Cette fois-ci, disposant déjà d'une histoire toute rédigée, Darren n'a plus eu qu'à la filmer. Et m'est avis qu'il ne s'est pas contenté de filmer un scénario, lequel serait la base, l'élément central, l'origine, le prétexte au film en question, bien au contraire, il a pu écrire un film. S'épargnant la pesanteur d'un scénario lourd et trop riche, indigeste et suffisant, qu'il s'agirait ensuite de mettre en image bon an mal an, le voilà fort d'un script très simple, minimaliste, intimiste, d'une trame, d'une idée. De sorte qu'il n'est plus coincé dans les contraintes d'un récit complexe, mais libéré par les possibles d'une simple idée. Et alors c'est du cinéma. C'est un film qu'on écrit, scène après scène, pendant chaque prise, avec les acteurs et ce qu'on a autour de soi, en soi aussi. Ça n'est plus un scénario encombrant qu'on s'étripe à filmer. C'est toute la différence. A ce titre, et parce que ce que je viens d'écrire s'inspire largement de ça, lisez
Présences, écrits sur le cinéma d'Olivier Assayas, qui vient de paraître chez Gallimard, un recueil de critiques et de textes passionnants et tout à fait brillants.

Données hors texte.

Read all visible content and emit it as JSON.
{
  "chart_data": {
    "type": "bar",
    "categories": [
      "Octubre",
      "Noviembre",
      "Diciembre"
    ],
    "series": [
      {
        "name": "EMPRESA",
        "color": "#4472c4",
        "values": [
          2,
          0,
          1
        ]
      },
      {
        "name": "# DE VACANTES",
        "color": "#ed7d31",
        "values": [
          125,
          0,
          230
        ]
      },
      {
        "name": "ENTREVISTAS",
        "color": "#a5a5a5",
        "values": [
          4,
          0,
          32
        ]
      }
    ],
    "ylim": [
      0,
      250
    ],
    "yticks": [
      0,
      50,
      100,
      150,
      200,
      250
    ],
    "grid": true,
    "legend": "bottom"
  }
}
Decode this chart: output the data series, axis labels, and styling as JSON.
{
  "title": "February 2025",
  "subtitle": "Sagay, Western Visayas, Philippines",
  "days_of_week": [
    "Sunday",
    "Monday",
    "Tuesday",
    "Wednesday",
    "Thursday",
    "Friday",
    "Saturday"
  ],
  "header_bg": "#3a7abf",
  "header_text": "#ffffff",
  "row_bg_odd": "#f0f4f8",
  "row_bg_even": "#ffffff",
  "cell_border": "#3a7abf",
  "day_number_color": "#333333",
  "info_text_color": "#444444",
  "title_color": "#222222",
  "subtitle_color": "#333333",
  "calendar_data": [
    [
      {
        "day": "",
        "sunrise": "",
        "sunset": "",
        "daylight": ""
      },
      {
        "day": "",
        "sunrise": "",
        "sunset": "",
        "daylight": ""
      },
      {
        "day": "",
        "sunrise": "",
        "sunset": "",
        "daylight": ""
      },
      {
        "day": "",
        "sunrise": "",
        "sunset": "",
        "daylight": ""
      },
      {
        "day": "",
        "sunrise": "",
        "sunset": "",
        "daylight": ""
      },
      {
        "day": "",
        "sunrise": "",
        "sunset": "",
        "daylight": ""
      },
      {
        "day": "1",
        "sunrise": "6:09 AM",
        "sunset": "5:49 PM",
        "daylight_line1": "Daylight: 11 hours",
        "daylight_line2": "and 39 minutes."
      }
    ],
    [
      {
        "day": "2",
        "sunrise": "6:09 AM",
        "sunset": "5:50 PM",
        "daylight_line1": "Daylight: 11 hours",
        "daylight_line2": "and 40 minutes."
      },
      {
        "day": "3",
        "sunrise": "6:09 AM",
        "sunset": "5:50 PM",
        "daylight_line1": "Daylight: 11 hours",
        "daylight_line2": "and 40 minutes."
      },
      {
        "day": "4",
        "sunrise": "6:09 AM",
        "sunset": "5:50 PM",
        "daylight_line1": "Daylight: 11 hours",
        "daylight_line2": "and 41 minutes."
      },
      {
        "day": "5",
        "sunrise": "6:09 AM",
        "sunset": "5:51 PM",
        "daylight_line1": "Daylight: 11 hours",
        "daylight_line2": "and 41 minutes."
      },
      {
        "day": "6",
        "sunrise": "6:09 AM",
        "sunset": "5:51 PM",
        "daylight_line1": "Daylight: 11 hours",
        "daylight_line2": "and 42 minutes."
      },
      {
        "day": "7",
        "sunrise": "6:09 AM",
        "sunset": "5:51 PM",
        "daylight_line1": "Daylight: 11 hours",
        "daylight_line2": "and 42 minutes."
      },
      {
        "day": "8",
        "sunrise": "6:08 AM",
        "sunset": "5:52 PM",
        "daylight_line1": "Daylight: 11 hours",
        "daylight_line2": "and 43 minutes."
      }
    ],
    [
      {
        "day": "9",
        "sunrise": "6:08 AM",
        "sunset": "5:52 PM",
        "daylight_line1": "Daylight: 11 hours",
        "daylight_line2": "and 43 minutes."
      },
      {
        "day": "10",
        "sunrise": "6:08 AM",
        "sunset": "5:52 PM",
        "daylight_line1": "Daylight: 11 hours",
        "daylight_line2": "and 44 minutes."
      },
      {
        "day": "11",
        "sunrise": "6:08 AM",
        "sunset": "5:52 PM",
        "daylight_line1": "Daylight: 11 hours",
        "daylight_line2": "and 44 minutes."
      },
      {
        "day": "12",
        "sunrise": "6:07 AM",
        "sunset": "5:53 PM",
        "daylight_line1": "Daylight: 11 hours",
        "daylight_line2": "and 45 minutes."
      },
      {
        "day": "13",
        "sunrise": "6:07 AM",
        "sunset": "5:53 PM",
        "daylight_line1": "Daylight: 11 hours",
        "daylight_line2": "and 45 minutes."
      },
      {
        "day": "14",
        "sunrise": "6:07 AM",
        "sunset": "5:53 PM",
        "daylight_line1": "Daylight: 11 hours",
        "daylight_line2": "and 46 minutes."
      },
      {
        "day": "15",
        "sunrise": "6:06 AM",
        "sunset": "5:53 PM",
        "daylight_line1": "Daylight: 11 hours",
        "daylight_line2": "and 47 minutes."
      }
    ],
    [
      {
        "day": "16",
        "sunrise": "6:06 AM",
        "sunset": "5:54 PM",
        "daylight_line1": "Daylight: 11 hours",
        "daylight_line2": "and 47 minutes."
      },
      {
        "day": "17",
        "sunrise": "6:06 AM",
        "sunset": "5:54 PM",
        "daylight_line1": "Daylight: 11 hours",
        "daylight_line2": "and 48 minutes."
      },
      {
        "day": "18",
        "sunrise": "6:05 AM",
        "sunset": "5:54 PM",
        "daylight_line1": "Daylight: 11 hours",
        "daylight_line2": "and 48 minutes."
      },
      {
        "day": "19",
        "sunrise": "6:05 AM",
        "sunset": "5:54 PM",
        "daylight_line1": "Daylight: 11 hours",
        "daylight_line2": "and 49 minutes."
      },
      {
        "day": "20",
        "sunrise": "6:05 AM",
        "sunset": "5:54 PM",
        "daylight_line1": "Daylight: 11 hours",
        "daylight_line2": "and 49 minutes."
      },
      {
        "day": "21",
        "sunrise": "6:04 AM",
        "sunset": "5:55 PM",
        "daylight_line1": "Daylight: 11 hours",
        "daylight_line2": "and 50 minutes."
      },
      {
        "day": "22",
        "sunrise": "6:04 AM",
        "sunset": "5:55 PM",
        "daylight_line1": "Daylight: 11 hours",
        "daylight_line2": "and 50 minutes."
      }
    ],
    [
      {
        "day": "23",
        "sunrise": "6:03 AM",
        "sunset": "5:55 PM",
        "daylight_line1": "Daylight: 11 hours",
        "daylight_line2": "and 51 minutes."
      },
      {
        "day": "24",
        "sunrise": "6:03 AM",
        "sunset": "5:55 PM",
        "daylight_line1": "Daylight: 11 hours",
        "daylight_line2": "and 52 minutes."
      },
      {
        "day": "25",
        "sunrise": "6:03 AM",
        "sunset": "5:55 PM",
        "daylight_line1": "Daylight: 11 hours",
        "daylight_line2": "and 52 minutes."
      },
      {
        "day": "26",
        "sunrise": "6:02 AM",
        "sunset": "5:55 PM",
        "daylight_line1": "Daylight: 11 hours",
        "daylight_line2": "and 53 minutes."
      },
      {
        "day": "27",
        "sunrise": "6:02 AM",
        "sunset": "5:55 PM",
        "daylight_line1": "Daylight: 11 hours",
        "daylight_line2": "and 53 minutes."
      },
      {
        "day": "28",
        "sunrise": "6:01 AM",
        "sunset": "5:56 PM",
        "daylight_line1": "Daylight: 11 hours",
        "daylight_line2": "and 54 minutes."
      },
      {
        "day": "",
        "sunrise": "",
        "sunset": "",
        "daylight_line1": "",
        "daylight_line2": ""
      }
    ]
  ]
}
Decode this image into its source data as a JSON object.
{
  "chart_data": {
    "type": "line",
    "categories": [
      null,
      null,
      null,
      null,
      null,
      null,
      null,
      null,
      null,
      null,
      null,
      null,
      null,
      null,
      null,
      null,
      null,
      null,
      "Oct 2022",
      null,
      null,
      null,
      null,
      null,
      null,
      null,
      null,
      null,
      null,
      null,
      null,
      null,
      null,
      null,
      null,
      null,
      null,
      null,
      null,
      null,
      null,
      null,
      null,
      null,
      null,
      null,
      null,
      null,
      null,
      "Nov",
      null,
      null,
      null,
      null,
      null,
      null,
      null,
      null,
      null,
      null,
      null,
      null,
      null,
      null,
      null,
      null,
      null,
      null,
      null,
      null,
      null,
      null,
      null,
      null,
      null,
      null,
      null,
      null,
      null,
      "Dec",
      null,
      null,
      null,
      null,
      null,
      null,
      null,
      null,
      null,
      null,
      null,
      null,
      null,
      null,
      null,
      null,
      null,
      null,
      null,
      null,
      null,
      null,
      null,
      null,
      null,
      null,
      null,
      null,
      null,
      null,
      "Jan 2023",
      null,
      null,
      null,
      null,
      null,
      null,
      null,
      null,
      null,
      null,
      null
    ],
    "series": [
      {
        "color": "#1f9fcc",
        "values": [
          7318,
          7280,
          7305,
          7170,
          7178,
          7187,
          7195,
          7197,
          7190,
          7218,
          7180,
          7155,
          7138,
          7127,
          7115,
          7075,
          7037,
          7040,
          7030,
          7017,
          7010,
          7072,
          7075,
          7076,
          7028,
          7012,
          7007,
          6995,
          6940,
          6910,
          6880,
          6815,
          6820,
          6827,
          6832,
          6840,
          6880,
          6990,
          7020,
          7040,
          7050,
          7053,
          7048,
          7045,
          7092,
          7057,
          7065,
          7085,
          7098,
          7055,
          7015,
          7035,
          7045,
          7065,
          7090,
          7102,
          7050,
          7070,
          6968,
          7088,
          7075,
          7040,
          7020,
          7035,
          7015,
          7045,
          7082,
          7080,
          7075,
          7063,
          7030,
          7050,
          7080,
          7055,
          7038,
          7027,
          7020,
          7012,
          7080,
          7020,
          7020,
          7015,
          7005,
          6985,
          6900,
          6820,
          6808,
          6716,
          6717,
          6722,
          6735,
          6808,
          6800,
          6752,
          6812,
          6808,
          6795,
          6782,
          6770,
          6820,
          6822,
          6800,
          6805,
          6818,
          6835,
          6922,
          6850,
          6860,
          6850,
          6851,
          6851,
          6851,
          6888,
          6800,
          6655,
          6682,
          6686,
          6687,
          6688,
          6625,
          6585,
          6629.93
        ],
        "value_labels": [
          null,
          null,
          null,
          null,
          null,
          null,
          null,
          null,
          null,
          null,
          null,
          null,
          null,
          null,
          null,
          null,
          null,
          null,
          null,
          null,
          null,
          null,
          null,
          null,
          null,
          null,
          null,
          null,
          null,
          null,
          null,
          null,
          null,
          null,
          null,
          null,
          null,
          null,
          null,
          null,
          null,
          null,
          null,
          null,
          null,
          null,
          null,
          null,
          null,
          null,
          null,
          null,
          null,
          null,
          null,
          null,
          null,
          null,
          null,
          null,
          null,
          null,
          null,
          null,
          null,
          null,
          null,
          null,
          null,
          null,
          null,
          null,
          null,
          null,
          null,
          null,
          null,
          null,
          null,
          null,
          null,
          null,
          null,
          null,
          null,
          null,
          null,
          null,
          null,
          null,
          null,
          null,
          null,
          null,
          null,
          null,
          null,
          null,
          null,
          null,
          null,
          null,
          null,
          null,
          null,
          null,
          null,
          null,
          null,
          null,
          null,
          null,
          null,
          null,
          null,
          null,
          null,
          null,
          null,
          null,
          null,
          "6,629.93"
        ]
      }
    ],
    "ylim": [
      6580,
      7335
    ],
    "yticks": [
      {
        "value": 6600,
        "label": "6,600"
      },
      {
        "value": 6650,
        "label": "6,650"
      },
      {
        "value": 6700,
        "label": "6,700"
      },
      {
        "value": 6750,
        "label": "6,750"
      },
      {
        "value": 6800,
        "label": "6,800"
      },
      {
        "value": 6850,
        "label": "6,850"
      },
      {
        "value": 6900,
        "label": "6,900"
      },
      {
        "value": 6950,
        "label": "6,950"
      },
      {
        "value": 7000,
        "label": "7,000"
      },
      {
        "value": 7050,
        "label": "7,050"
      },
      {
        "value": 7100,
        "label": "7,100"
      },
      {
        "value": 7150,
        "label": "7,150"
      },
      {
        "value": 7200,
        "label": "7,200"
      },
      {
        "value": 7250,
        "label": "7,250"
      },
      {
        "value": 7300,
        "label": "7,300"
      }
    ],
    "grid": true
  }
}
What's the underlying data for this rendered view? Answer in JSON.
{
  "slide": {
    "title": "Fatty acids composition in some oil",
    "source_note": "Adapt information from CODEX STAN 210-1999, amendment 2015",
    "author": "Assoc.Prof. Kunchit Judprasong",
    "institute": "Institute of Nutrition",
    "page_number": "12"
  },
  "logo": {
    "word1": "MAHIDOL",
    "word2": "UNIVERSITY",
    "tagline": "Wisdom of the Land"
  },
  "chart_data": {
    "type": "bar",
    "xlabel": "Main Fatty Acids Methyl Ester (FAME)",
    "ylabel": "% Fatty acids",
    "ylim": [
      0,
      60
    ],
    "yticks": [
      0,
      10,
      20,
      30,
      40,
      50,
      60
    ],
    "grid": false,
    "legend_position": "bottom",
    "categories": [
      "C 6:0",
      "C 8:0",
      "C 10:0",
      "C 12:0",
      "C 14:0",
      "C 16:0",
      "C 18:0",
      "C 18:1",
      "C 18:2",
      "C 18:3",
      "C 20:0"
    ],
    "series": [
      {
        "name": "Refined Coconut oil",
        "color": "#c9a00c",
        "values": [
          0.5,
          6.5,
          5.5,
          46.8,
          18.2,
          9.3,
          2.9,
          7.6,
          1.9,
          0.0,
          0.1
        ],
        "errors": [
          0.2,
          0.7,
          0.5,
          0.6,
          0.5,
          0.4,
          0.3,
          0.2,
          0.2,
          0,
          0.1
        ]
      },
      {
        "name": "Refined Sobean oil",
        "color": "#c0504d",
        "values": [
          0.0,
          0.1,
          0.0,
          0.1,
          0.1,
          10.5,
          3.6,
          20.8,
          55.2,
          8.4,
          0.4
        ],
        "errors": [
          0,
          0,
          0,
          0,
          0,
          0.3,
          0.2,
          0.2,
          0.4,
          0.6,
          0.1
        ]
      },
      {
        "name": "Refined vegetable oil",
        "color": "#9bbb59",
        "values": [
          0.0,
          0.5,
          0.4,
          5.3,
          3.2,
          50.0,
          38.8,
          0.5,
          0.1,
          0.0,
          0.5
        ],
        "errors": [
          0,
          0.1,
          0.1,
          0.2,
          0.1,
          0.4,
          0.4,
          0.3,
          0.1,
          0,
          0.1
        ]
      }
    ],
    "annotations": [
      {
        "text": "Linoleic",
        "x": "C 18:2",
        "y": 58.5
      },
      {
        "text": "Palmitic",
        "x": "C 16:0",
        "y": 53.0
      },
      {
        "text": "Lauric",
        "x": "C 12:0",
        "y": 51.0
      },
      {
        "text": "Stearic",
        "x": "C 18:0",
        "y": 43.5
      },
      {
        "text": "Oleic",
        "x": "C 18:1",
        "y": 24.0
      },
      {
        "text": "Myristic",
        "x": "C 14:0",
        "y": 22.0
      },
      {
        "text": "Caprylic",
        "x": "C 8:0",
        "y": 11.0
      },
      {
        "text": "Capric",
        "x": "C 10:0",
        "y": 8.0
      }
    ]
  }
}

Bref, Aronofsky devient enfin intéressant, passionnant même, quand il se décide à filmer. Il tire un trait (en tout cas le temps d'un film) sur ses tics de mise en scène déprimants, sur ses aspirations scénaristiques aussi grandiloquentes que, pour l'instant, navrantes, et il filme un homme, il le montre, patiemment, intelligemment. Et ça nous change ! On peut voir dans ce film deux influences majeures, deux influences remarquables, et qui font bon ménage. D'un côté le cinéma d'auteur européen, français même, contemporain, et de l'autre le cinéma d'auteur américain des années 70. Dans le portrait sublime de ce catcheur sur le retour qu'est Randy "The Ram" Robinson, puissamment interprété par Mickey Rourke, on ne peut s'empêcher de retrouver des aspects majeurs du cinéma des frères Dardenne. Évidemment, avec
The Wrestler, on est moins dans le social que dans le récit de vie, dans le dessin lent, précis, et brutal d'une bête très humaine. Mais il y a un lien très fort entre la façon qu'ont les frères Dardenne de coller au corps de leur héros ou héroïne, d'être "sur leur dos" ou de leur "coller au cul", et la façon dont Aronofsky filme justement le dos de Mickey Rourke tandis qu'il déambule lourdement, ce dos surpuissant qui occupe tout le cadre, déborde presque, si costaud et à la fois si lourd, noué, voûté. Le dos est ce lieu muet du corps où se tissent toutes les peines humaines et ce n'est pas un hasard si Aronofsky décide de tout centrer sur celui de Mickey Rourke. On pourrait presque parler, comme on le fait je crois en danse à propos d'un "être dans le sol", d'une sorte d'
être dans le dos dans la manière qu'ont aussi bien les Dardenne qu'Aronofsky dans ce film d'habiter, de hanter le corps de leur personnage pour marcher dans ses pas. Aronofsky n'exploite pas tout à fait les mêmes thèmes que les Dardenne, encore que... S'il ne parle pas d'argent, par exemple, il fait de la filiation un thème central de son film, voire capital. Mais l'aspect social est plus ou moins mis de côté au profit d'une morale plus existentialiste, celle du choix, et du rêve assouvi. Et puis on s'y retrouve aussi dans l'art de filmer la descente aux enfers d'un être. Et par là on se tourne vers le cinéma américain des années 70, et notamment vers
L'Exorciste (1973) de William Friedkin. On en retrouve certains aspects dans cette façon de filmer la chute d'un être sans détours, sans ambages, laquelle dégringolade horrible trouve son expression visible dans une dégradation continue et perverse du corps humain, jusqu'à l'auto-mutilation. Parce qu'au fond, et malgré son titre, le personnage principal de
L'Exorciste, c'est la môme sujette au Poltergeist le plus dégueulasse de l'histoire du cinéma, et pas
L'Exorciste éponyme qui vient l'en délivrer. Mais "L'Excorciste" c'est plus vendeur que "La Môme" faut croire. Quequoi,
La Môme a eu son petit succès aussi. Pour filmer ces déperditions tragiques, presque mélodramatiques au fond, les deux films s'entourent de faux-semblants, de paravents, de prétextes (ceux-là même que les Dardenne et le cinéma européen jugent moins nécessaires), à savoir le film d'horreur d'un côté, et le film de catcheur de l'autre.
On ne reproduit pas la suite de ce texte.